I have a Tesla C1060 which has compute capability 1.3 and with following property
The number of registers per multiprocessor is 16384
The maximum number of active blocks per multiprocessor is 8;
The maximum number of active warps per multiprocessor is 32
The maximum number of active threads per multiprocessor is 1024
The amount of shared memory available per multiprocessor is 16 KB
Remark: property 3 is redudant since from property 4,
1024 / 32 (32 threads per warp) = 32 (maximum active warps)
in matrix multiplication example, there are two float matrices As, Bs
declared as share memory, each has 16 x 16 = 256 float elements.
So total size = 256 x 4 (4 bytes per float ) x 2 (two matrices) = 2 kB
number of threads per block = 16 x 16 x 1 = 256 (from code “dim3 dimBlock(BLOCK_SIZE, BLOCK_SIZE)”)
“The maximum number of active threads per multiprocessor is 1024” implies
maximum number of active blocks = 1024 / 256 = 4
this number also satisfies property 2 (“The maximum number of active blocks per multiprocessor is 8”)
Hence one multiprocessor has 4 active blocks, each block need 2kB shared memory,
total size of required shared memory = 2kB x 4 = 8 kB,
this number satisfies property 5 (“The amount of shared memory available per multiprocessor is 16 KB”)
question 2: On the subject of using flow control statements, the manual states that using such constructs
should be avoided (and I understand why), and that branch prediction can be used to solve the problem of
diverging threads within the same block
in fact, diverging only inside a warp, not a block
"Any flow control instruction (if, switch, do, for, while) can significantly
impact the effective instruction throughput by causing threads of the same warp to
diverge, that is, to follow different execution paths. If this happens, the different
executions paths have to be serialized, increasing the total number of instructions
executed for this warp. When all the different execution paths have completed, the
threads converge back to the same execution path"

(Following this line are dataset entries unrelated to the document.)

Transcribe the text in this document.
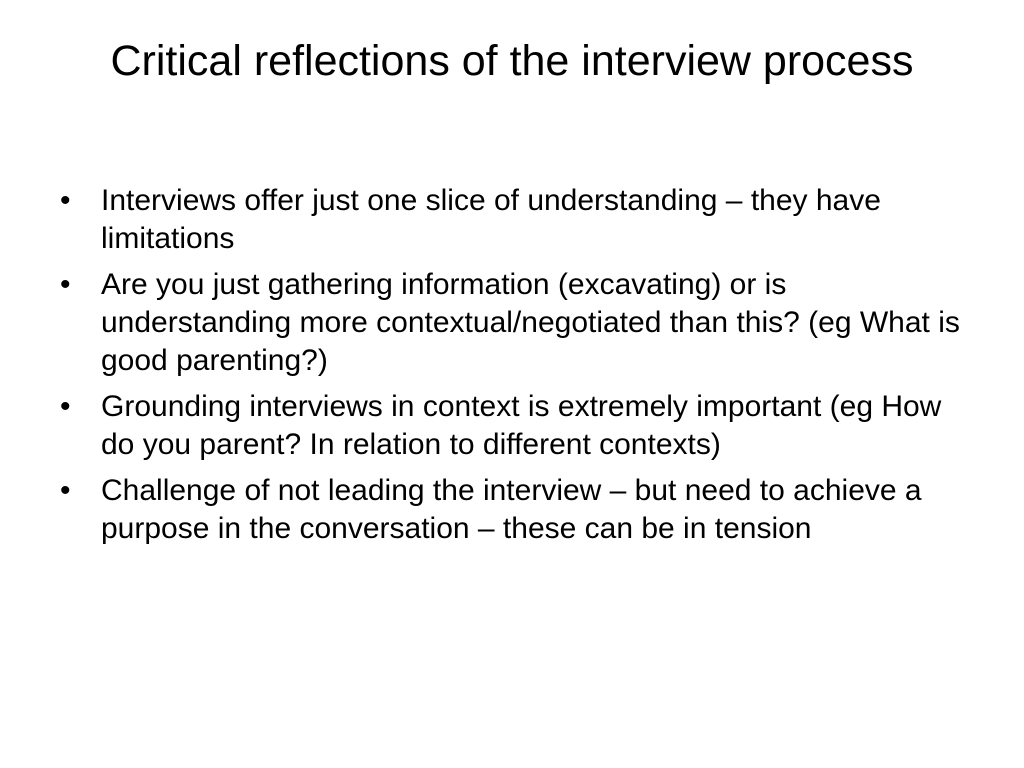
Critical reflections of the interview process
• Interviews offer just one slice of understanding – they have limitations
• Are you just gathering information (excavating) or is understanding more contextual/negotiated than this? (eg What is good parenting?)
• Grounding interviews in context is extremely important (eg How do you parent? In relation to different contexts)
• Challenge of not leading the interview – but need to achieve a purpose in the conversation – these can be in tension
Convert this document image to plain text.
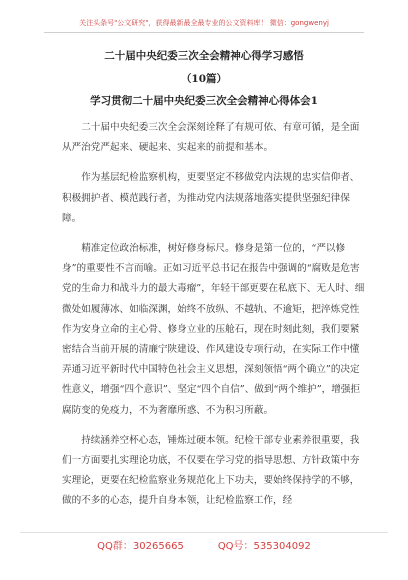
关注头条号"公文研究"，获得最新最全最专业的公文资料库！ 微信：gongwenyj
二十届中央纪委三次全会精神心得学习感悟
（10篇）
学习贯彻二十届中央纪委三次全会精神心得体会1

二十届中央纪委三次全会深刻诠释了有规可依、有章可循，是全面从严治党严起来、硬起来、实起来的前提和基本。

作为基层纪检监察机构，更要坚定不移做党内法规的忠实信仰者、积极拥护者、模范践行者，为推动党内法规落地落实提供坚强纪律保障。

精准定位政治标准，树好修身标尺。修身是第一位的，“严以修身”的重要性不言而喻。正如习近平总书记在报告中强调的“腐败是危害党的生命力和战斗力的最大毒瘤”，年轻干部更要在私底下、无人时、细微处如履薄冰、如临深渊，始终不放纵、不越轨、不逾矩，把淬炼党性作为安身立命的主心骨、修身立业的压舱石，现在时刻此刻，我们要紧密结合当前开展的清廉宁陕建设、作风建设专项行动，在实际工作中懂弄通习近平新时代中国特色社会主义思想，深刻领悟“两个确立”的决定性意义，增强“四个意识”、坚定“四个自信”、做到“两个维护”，增强拒腐防变的免疫力，不为奢靡所惑、不为积习所蔽。

持续涵养空杯心态，锤炼过硬本领。纪检干部专业素养很重要，我们一方面要扎实理论功底，不仅要在学习党的指导思想、方针政策中夯实理论，更要在纪检监察业务规范化上下功夫，要始终保持学的不够，做的不多的心态，提升自身本领，让纪检监察工作，经

QQ群：30265665	QQ号：535304092
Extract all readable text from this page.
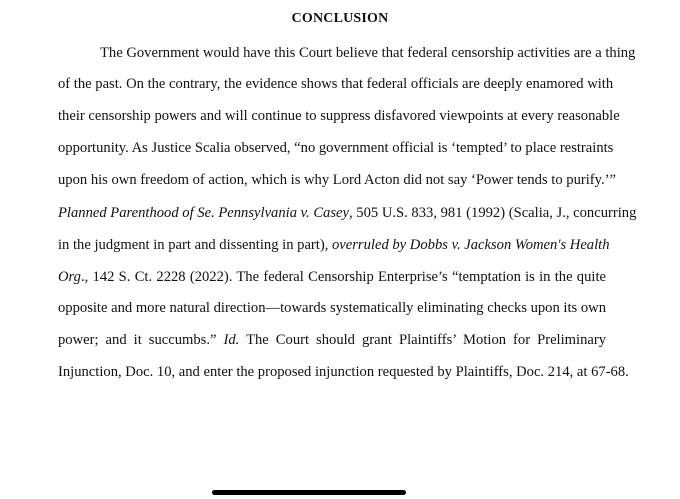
CONCLUSION
The Government would have this Court believe that federal censorship activities are a thing
of the past. On the contrary, the evidence shows that federal officials are deeply enamored with
their censorship powers and will continue to suppress disfavored viewpoints at every reasonable
opportunity. As Justice Scalia observed, “no government official is ‘tempted’ to place restraints
upon his own freedom of action, which is why Lord Acton did not say ‘Power tends to purify.’”
Planned Parenthood of Se. Pennsylvania v. Casey, 505 U.S. 833, 981 (1992) (Scalia, J., concurring
in the judgment in part and dissenting in part), overruled by Dobbs v. Jackson Women's Health
Org., 142 S. Ct. 2228 (2022). The federal Censorship Enterprise’s “temptation is in the quite
opposite and more natural direction—towards systematically eliminating checks upon its own
power; and it succumbs.” Id. The Court should grant Plaintiffs’ Motion for Preliminary
Injunction, Doc. 10, and enter the proposed injunction requested by Plaintiffs, Doc. 214, at 67-68.
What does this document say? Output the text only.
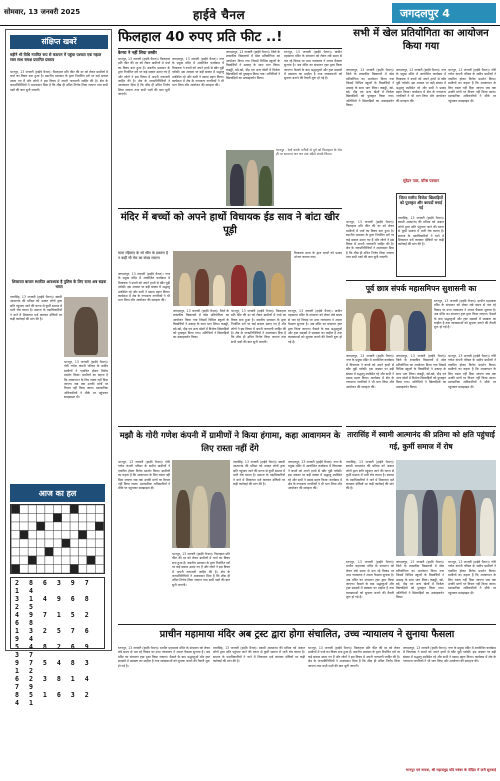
सोमवार, 13 जनवरी 2025	हाईवे चैनल	जगदलपुर 4
संक्षिप्त खबरें
महीने भी विधि नयमित रूप से करायन में पहुंचा पश्चात एक महाल रक्त साथ समक्ष प्रयागित प्रस्ताव
भानपुर, 13 जनवरी (हाईवे चैनल)। फिलहाल प्रति फीट की दर को लेकर ग्रामीणों में चर्चा का विषय बना हुआ है। स्थानीय प्रशासन के द्वारा निर्धारित दरों पर कई सवाल उठाए गए हैं और लोगों ने इस विषय में अपनी नाराजगी जाहिर की है। क्षेत्र के जनप्रतिनिधियों ने आश्वासन दिया है कि शीघ्र ही उचित निर्णय लिया जाएगा तथा सभी पक्षों की बात सुनी जाएगी।
शिकायत बाजार स्थापित आवश्यक है पुलिस के लिए राजा अब सड़क भारत
तारासिंह, 13 जनवरी (हाईवे चैनल)। स्वामी आत्मानंद की प्रतिमा को अज्ञात लोगों द्वारा क्षति पहुंचाए जाने की घटना से कुर्मी समाज में भारी रोष व्याप्त है। समाज के पदाधिकारियों ने थाने में शिकायत दर्ज कराकर दोषियों पर कड़ी कार्रवाई की मांग की है।
भानपुर, 13 जनवरी (हाईवे चैनल)। गोरी गणेश कंपनी परिसर के समीप ग्रामीणों ने एकत्रित होकर विरोध प्रदर्शन किया। ग्रामीणों का कहना है कि आवागमन के लिए रास्ता नहीं दिया जाएगा जब तक उनकी मांगों पर विचार नहीं किया जाता। प्रशासनिक अधिकारियों ने मौके पर पहुंचकर समझाइश दी।
आज का हल
2 8 6 3 9 7 1 4
3 1 4 9 6 8 2 5
4 9 7 1 5 2 6 8
1 3 2 5 7 6 9 4
5 4 8 2 6 9 3 7
9 7 5 4 8 3 1 2
6 2 3 8 1 4 7 9
8 5 1 6 3 2 4 1
फिलहाल 40 रुपए प्रति फीट ..!
कैमरा ने नहीं लिया तस्वीर
भानपुर, 13 जनवरी (हाईवे चैनल)। फिलहाल प्रति फीट की दर को लेकर ग्रामीणों में चर्चा का विषय बना हुआ है। स्थानीय प्रशासन के द्वारा निर्धारित दरों पर कई सवाल उठाए गए हैं और लोगों ने इस विषय में अपनी नाराजगी जाहिर की है। क्षेत्र के जनप्रतिनिधियों ने आश्वासन दिया है कि शीघ्र ही उचित निर्णय लिया जाएगा तथा सभी पक्षों की बात सुनी जाएगी।
जगदलपुर, 13 जनवरी (हाईवे चैनल)। नगर के प्रमुख मंदिर में आयोजित कार्यक्रम में विधायक ने बच्चों को अपने हाथों से खीर पूड़ी परोसी। इस अवसर पर बड़ी संख्या में श्रद्धालु उपस्थित रहे और सभी ने प्रसाद ग्रहण किया। कार्यक्रम में क्षेत्र के गणमान्य नागरिकों ने भी भाग लिया और आयोजन की सराहना की।
जगदलपुर, 13 जनवरी (हाईवे चैनल)। जिले के शासकीय विद्यालयों में खेल प्रतियोगिता का आयोजन किया गया जिसमें विभिन्न स्कूलों के विद्यार्थियों ने उत्साह के साथ भाग लिया। कबड्डी, खो-खो, दौड़ एवं अन्य खेलों में विजेता खिलाड़ियों को पुरस्कृत किया गया। अतिथियों ने खिलाड़ियों का उत्साहवर्धन किया।
रतनपुर, 13 जनवरी (हाईवे चैनल)। प्राचीन महामाया मंदिर के संचालन को लेकर लंबे समय से चल रहे विवाद पर उच्च न्यायालय ने अपना फैसला सुनाया है। अब मंदिर का संचालन ट्रस्ट द्वारा किया जाएगा। फैसले के बाद श्रद्धालुओं और ट्रस्ट सदस्यों में प्रसन्नता का माहौल है तथा व्यवस्थाओं को सुचारू बनाने की तैयारी शुरू हो गई है।
भानपुर - रेल्वे करके एनीयों से पूर्व को फिलहाल के रोल ही पर सामान्य जन धन तक संदेशे संपर्क किया।
मंदिर में बच्चों को अपने हाथों विधायक ईड साव ने बांटा खीर पूड़ी
माता रहिलाए के जो श्रीम के प्रकरण है न कहीं भी मेरा का संपन्न लाएगा
जगदलपुर, 13 जनवरी (हाईवे चैनल)। नगर के प्रमुख मंदिर में आयोजित कार्यक्रम में विधायक ने बच्चों को अपने हाथों से खीर पूड़ी परोसी। इस अवसर पर बड़ी संख्या में श्रद्धालु उपस्थित रहे और सभी ने प्रसाद ग्रहण किया। कार्यक्रम में क्षेत्र के गणमान्य नागरिकों ने भी भाग लिया और आयोजन की सराहना की।
विधायक माता के द्वारा बच्चों को प्रसाद भोजन कराया गया।
जगदलपुर, 13 जनवरी (हाईवे चैनल)। जिले के शासकीय विद्यालयों में खेल प्रतियोगिता का आयोजन किया गया जिसमें विभिन्न स्कूलों के विद्यार्थियों ने उत्साह के साथ भाग लिया। कबड्डी, खो-खो, दौड़ एवं अन्य खेलों में विजेता खिलाड़ियों को पुरस्कृत किया गया। अतिथियों ने खिलाड़ियों का उत्साहवर्धन किया।
भानपुर, 13 जनवरी (हाईवे चैनल)। फिलहाल प्रति फीट की दर को लेकर ग्रामीणों में चर्चा का विषय बना हुआ है। स्थानीय प्रशासन के द्वारा निर्धारित दरों पर कई सवाल उठाए गए हैं और लोगों ने इस विषय में अपनी नाराजगी जाहिर की है। क्षेत्र के जनप्रतिनिधियों ने आश्वासन दिया है कि शीघ्र ही उचित निर्णय लिया जाएगा तथा सभी पक्षों की बात सुनी जाएगी।
रतनपुर, 13 जनवरी (हाईवे चैनल)। प्राचीन महामाया मंदिर के संचालन को लेकर लंबे समय से चल रहे विवाद पर उच्च न्यायालय ने अपना फैसला सुनाया है। अब मंदिर का संचालन ट्रस्ट द्वारा किया जाएगा। फैसले के बाद श्रद्धालुओं और ट्रस्ट सदस्यों में प्रसन्नता का माहौल है तथा व्यवस्थाओं को सुचारू बनाने की तैयारी शुरू हो गई है।
सभी में खेल प्रतियोगिता का आयोजन किया गया
जगदलपुर, 13 जनवरी (हाईवे चैनल)। जिले के शासकीय विद्यालयों में खेल प्रतियोगिता का आयोजन किया गया जिसमें विभिन्न स्कूलों के विद्यार्थियों ने उत्साह के साथ भाग लिया। कबड्डी, खो-खो, दौड़ एवं अन्य खेलों में विजेता खिलाड़ियों को पुरस्कृत किया गया। अतिथियों ने खिलाड़ियों का उत्साहवर्धन किया।
भानपुर, 13 जनवरी (हाईवे चैनल)। फिलहाल प्रति फीट की दर को लेकर ग्रामीणों में चर्चा का विषय बना हुआ है। स्थानीय प्रशासन के द्वारा निर्धारित दरों पर कई सवाल उठाए गए हैं और लोगों ने इस विषय में अपनी नाराजगी जाहिर की है। क्षेत्र के जनप्रतिनिधियों ने आश्वासन दिया है कि शीघ्र ही उचित निर्णय लिया जाएगा तथा सभी पक्षों की बात सुनी जाएगी।
भानपुर, 13 जनवरी (हाईवे चैनल)। गोरी गणेश कंपनी परिसर के समीप ग्रामीणों ने एकत्रित होकर विरोध प्रदर्शन किया। ग्रामीणों का कहना है कि आवागमन के लिए रास्ता नहीं दिया जाएगा जब तक उनकी मांगों पर विचार नहीं किया जाता। प्रशासनिक अधिकारियों ने मौके पर पहुंचकर समझाइश दी।
जगदलपुर, 13 जनवरी (हाईवे चैनल)। नगर के प्रमुख मंदिर में आयोजित कार्यक्रम में विधायक ने बच्चों को अपने हाथों से खीर पूड़ी परोसी। इस अवसर पर बड़ी संख्या में श्रद्धालु उपस्थित रहे और सभी ने प्रसाद ग्रहण किया। कार्यक्रम में क्षेत्र के गणमान्य नागरिकों ने भी भाग लिया और आयोजन की सराहना की।
सुरेंद्रन पाल, वरिष्ठ पत्रकार
जिला स्तरीय विजेता खिलाड़ियों को पुरस्कृत और कायदों बनाई गई
तारासिंह, 13 जनवरी (हाईवे चैनल)। स्वामी आत्मानंद की प्रतिमा को अज्ञात लोगों द्वारा क्षति पहुंचाए जाने की घटना से कुर्मी समाज में भारी रोष व्याप्त है। समाज के पदाधिकारियों ने थाने में शिकायत दर्ज कराकर दोषियों पर कड़ी कार्रवाई की मांग की है।
पूर्व छात्र संपर्क महासमिपन सुशासनी का
रतनपुर, 13 जनवरी (हाईवे चैनल)। प्राचीन महामाया मंदिर के संचालन को लेकर लंबे समय से चल रहे विवाद पर उच्च न्यायालय ने अपना फैसला सुनाया है। अब मंदिर का संचालन ट्रस्ट द्वारा किया जाएगा। फैसले के बाद श्रद्धालुओं और ट्रस्ट सदस्यों में प्रसन्नता का माहौल है तथा व्यवस्थाओं को सुचारू बनाने की तैयारी शुरू हो गई है।
जगदलपुर, 13 जनवरी (हाईवे चैनल)। नगर के प्रमुख मंदिर में आयोजित कार्यक्रम में विधायक ने बच्चों को अपने हाथों से खीर पूड़ी परोसी। इस अवसर पर बड़ी संख्या में श्रद्धालु उपस्थित रहे और सभी ने प्रसाद ग्रहण किया। कार्यक्रम में क्षेत्र के गणमान्य नागरिकों ने भी भाग लिया और आयोजन की सराहना की।
जगदलपुर, 13 जनवरी (हाईवे चैनल)। जिले के शासकीय विद्यालयों में खेल प्रतियोगिता का आयोजन किया गया जिसमें विभिन्न स्कूलों के विद्यार्थियों ने उत्साह के साथ भाग लिया। कबड्डी, खो-खो, दौड़ एवं अन्य खेलों में विजेता खिलाड़ियों को पुरस्कृत किया गया। अतिथियों ने खिलाड़ियों का उत्साहवर्धन किया।
भानपुर, 13 जनवरी (हाईवे चैनल)। गोरी गणेश कंपनी परिसर के समीप ग्रामीणों ने एकत्रित होकर विरोध प्रदर्शन किया। ग्रामीणों का कहना है कि आवागमन के लिए रास्ता नहीं दिया जाएगा जब तक उनकी मांगों पर विचार नहीं किया जाता। प्रशासनिक अधिकारियों ने मौके पर पहुंचकर समझाइश दी।
मझौ के गोरी गणेश कंपनी में ग्रामीणों ने किया हंगामा, कहा आवागमन के लिए रास्ता नहीं देंगे
भानपुर, 13 जनवरी (हाईवे चैनल)। गोरी गणेश कंपनी परिसर के समीप ग्रामीणों ने एकत्रित होकर विरोध प्रदर्शन किया। ग्रामीणों का कहना है कि आवागमन के लिए रास्ता नहीं दिया जाएगा जब तक उनकी मांगों पर विचार नहीं किया जाता। प्रशासनिक अधिकारियों ने मौके पर पहुंचकर समझाइश दी।
भानपुर, 13 जनवरी (हाईवे चैनल)। फिलहाल प्रति फीट की दर को लेकर ग्रामीणों में चर्चा का विषय बना हुआ है। स्थानीय प्रशासन के द्वारा निर्धारित दरों पर कई सवाल उठाए गए हैं और लोगों ने इस विषय में अपनी नाराजगी जाहिर की है। क्षेत्र के जनप्रतिनिधियों ने आश्वासन दिया है कि शीघ्र ही उचित निर्णय लिया जाएगा तथा सभी पक्षों की बात सुनी जाएगी।
तारासिंह, 13 जनवरी (हाईवे चैनल)। स्वामी आत्मानंद की प्रतिमा को अज्ञात लोगों द्वारा क्षति पहुंचाए जाने की घटना से कुर्मी समाज में भारी रोष व्याप्त है। समाज के पदाधिकारियों ने थाने में शिकायत दर्ज कराकर दोषियों पर कड़ी कार्रवाई की मांग की है।
जगदलपुर, 13 जनवरी (हाईवे चैनल)। नगर के प्रमुख मंदिर में आयोजित कार्यक्रम में विधायक ने बच्चों को अपने हाथों से खीर पूड़ी परोसी। इस अवसर पर बड़ी संख्या में श्रद्धालु उपस्थित रहे और सभी ने प्रसाद ग्रहण किया। कार्यक्रम में क्षेत्र के गणमान्य नागरिकों ने भी भाग लिया और आयोजन की सराहना की।
तारासिंह में स्वामी आत्मानंद की प्रतिमा को क्षति पहुंचाई गई, कुर्मी समाज में रोष
तारासिंह, 13 जनवरी (हाईवे चैनल)। स्वामी आत्मानंद की प्रतिमा को अज्ञात लोगों द्वारा क्षति पहुंचाए जाने की घटना से कुर्मी समाज में भारी रोष व्याप्त है। समाज के पदाधिकारियों ने थाने में शिकायत दर्ज कराकर दोषियों पर कड़ी कार्रवाई की मांग की है।
रतनपुर, 13 जनवरी (हाईवे चैनल)। प्राचीन महामाया मंदिर के संचालन को लेकर लंबे समय से चल रहे विवाद पर उच्च न्यायालय ने अपना फैसला सुनाया है। अब मंदिर का संचालन ट्रस्ट द्वारा किया जाएगा। फैसले के बाद श्रद्धालुओं और ट्रस्ट सदस्यों में प्रसन्नता का माहौल है तथा व्यवस्थाओं को सुचारू बनाने की तैयारी शुरू हो गई है।
जगदलपुर, 13 जनवरी (हाईवे चैनल)। जिले के शासकीय विद्यालयों में खेल प्रतियोगिता का आयोजन किया गया जिसमें विभिन्न स्कूलों के विद्यार्थियों ने उत्साह के साथ भाग लिया। कबड्डी, खो-खो, दौड़ एवं अन्य खेलों में विजेता खिलाड़ियों को पुरस्कृत किया गया। अतिथियों ने खिलाड़ियों का उत्साहवर्धन किया।
भानपुर, 13 जनवरी (हाईवे चैनल)। गोरी गणेश कंपनी परिसर के समीप ग्रामीणों ने एकत्रित होकर विरोध प्रदर्शन किया। ग्रामीणों का कहना है कि आवागमन के लिए रास्ता नहीं दिया जाएगा जब तक उनकी मांगों पर विचार नहीं किया जाता। प्रशासनिक अधिकारियों ने मौके पर पहुंचकर समझाइश दी।
प्राचीन महामाया मंदिर अब ट्रस्ट द्वारा होगा संचालित, उच्च न्यायालय ने सुनाया फैसला
रतनपुर, 13 जनवरी (हाईवे चैनल)। प्राचीन महामाया मंदिर के संचालन को लेकर लंबे समय से चल रहे विवाद पर उच्च न्यायालय ने अपना फैसला सुनाया है। अब मंदिर का संचालन ट्रस्ट द्वारा किया जाएगा। फैसले के बाद श्रद्धालुओं और ट्रस्ट सदस्यों में प्रसन्नता का माहौल है तथा व्यवस्थाओं को सुचारू बनाने की तैयारी शुरू हो गई है।
तारासिंह, 13 जनवरी (हाईवे चैनल)। स्वामी आत्मानंद की प्रतिमा को अज्ञात लोगों द्वारा क्षति पहुंचाए जाने की घटना से कुर्मी समाज में भारी रोष व्याप्त है। समाज के पदाधिकारियों ने थाने में शिकायत दर्ज कराकर दोषियों पर कड़ी कार्रवाई की मांग की है।
भानपुर, 13 जनवरी (हाईवे चैनल)। फिलहाल प्रति फीट की दर को लेकर ग्रामीणों में चर्चा का विषय बना हुआ है। स्थानीय प्रशासन के द्वारा निर्धारित दरों पर कई सवाल उठाए गए हैं और लोगों ने इस विषय में अपनी नाराजगी जाहिर की है। क्षेत्र के जनप्रतिनिधियों ने आश्वासन दिया है कि शीघ्र ही उचित निर्णय लिया जाएगा तथा सभी पक्षों की बात सुनी जाएगी।
जगदलपुर, 13 जनवरी (हाईवे चैनल)। नगर के प्रमुख मंदिर में आयोजित कार्यक्रम में विधायक ने बच्चों को अपने हाथों से खीर पूड़ी परोसी। इस अवसर पर बड़ी संख्या में श्रद्धालु उपस्थित रहे और सभी ने प्रसाद ग्रहण किया। कार्यक्रम में क्षेत्र के गणमान्य नागरिकों ने भी भाग लिया और आयोजन की सराहना की।
भानपुर एवं नायक, श्री महासमुद्र यदि नवंबर के पीड़ित में ज़री सुनवाई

Question 3: I will be working with very large matrices and will still need to make sure
that threads don’t write out of bounds
all what you have to do is just setting boundary conditions,
for example suppose you want to access a matrix A with dimension n1 x n2,
sya A(1:n1, 1:n2), then kernel function may be
[codebox]global void foo( float *A, int n1, int n2)
{
unsigned int xIndex = blockIdx.x * BLOCK_DIM + threadIdx.x;
unsigned int yIndex = blockIdx.y * BLOCK_DIM + threadIdx.y;
unsigned int index_in ; // index of A
// (yIndex, xIndex) = (i-1, j-1)
// require 1 <= i <= n1 and 1 <= j <= n2
if ( (xIndex < n2 ) && (yIndex < n1) ){
// index (i,j) of A(1:n1, 1:n2) is mapped to (i-1)*n2 + (j-1)